- Born: March 3, 1943 Towyn, Wales
- Died: May 23, 2015 (aged 72)
- Occupation: Writer

= Carole Seymour-Jones =

Welsh writer

Carole Veronica Gillian Seymour-Jones (3 March 1943 – 23 May 2015) was a Welsh writer. She taught history at Surrey University. She wrote biographies of Beatrice Webb and Vivienne Haigh-Wood Eliot.

==Biography==

Seymour-Jones was born in Towyn, north-west Wales, the daughter of a prominent surgeon. She was raised in Southsea. She studied history at Lady Margaret Hall, Oxford, but left after her first year, under family pressure, to marry the stockbroker Robert Bigland.

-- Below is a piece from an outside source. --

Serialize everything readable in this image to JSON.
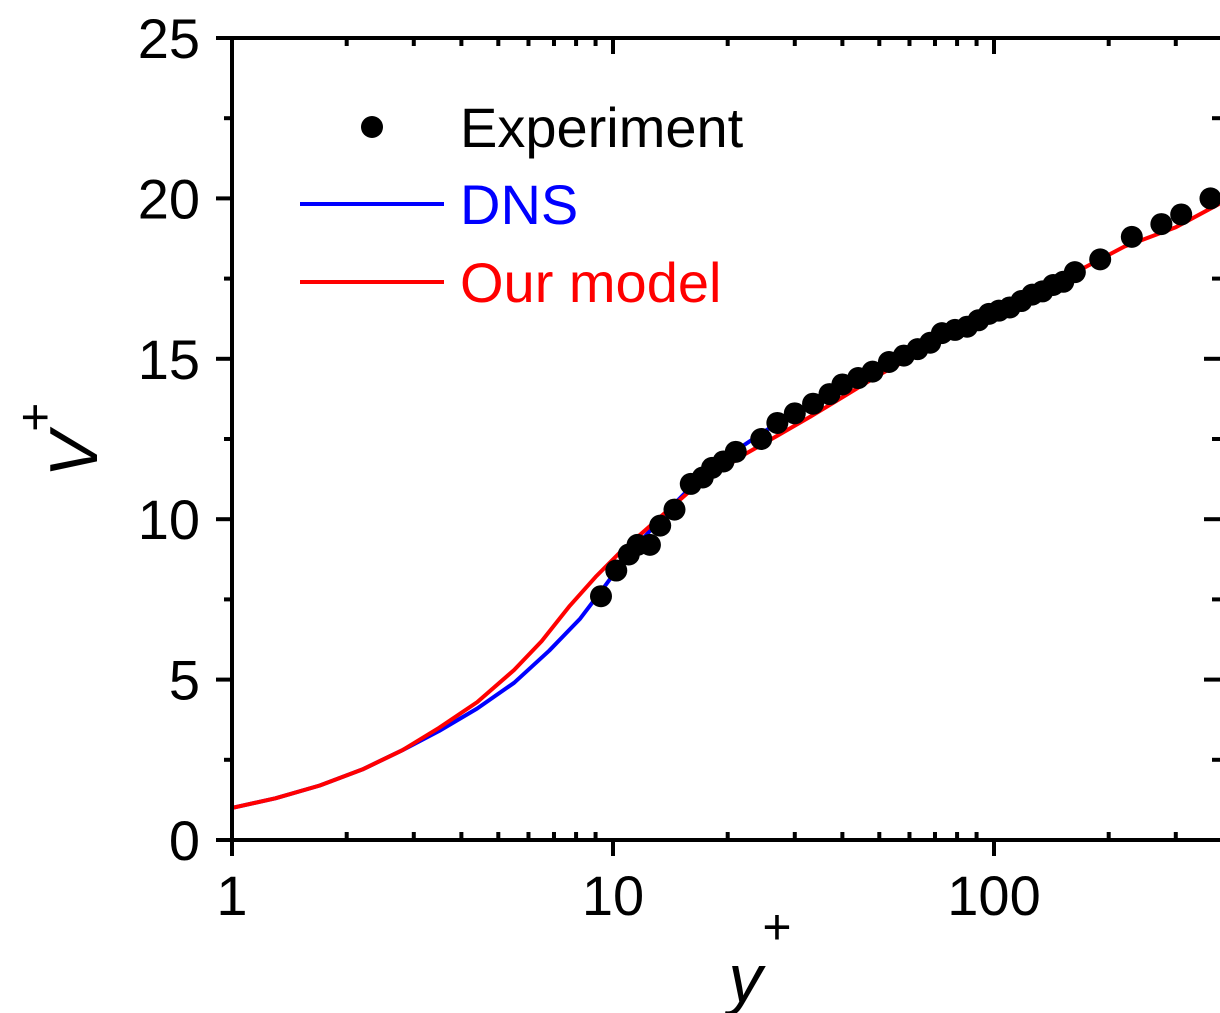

She completed her history degree with the Open University, while raising four children, and later gained her master's degree at Sussex University. She taught history to adults at Surrey University and to sixth formers.

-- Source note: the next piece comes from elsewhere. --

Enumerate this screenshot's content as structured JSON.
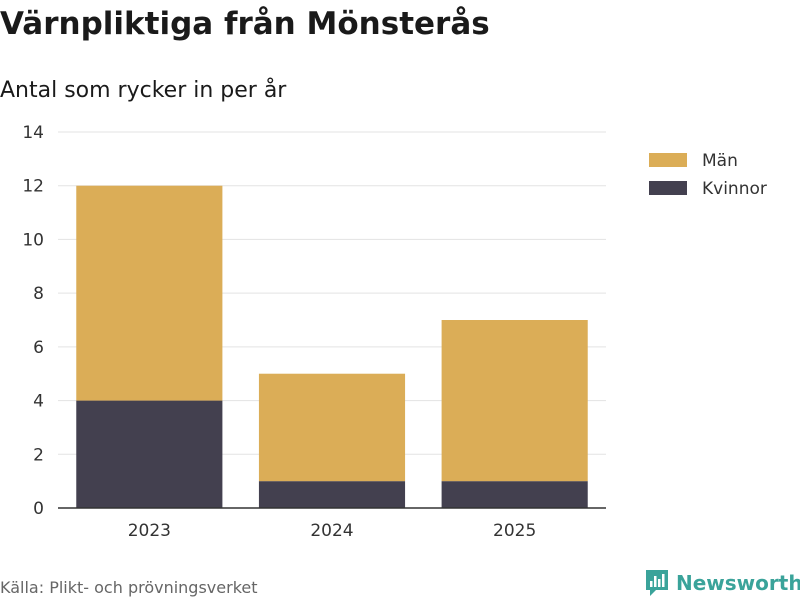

Although she had been writing educational books for some years, Seymour-Jones' career as a biographer began after the breakup of her first marriage after 26 years in the early 1990s. She was the author of Beatrice Webb: A Life (1992); Painted Shadow: The Life of Vivienne Eliot, First Wife of T.S. Eliot (2001), which she wrote as a visiting fellow at the University of Texas at Austin; and A Dangerous Liaison (2009), about the relationship between Simone de Beauvoir and Jean-Paul Sartre. She also wrote a biography of SOE agent Pearl Witherington, She Landed By Moonlight: The Story of Secret Agent Pearl Witherington: the 'real Charlotte Gray (2013). She wrote for the New Statesman and the Times Higher Education Supplement, and was co-editor of Writers Under Siege: Voices of Freedom from Around the World (2007). She served on the executive committee of the English PEN, the writers' association, from 1997 to 2001, sat on its Books to Prisoners Committee, and chaired its Writers in Prison Committee.

==Marriage==

Seymour-Jones met the probation officer and radio playwright Geoffrey Parkinson in 1992; the couple married in 2012. Parkinson died in 2014; Seymour-Jones died on 23 May 2015.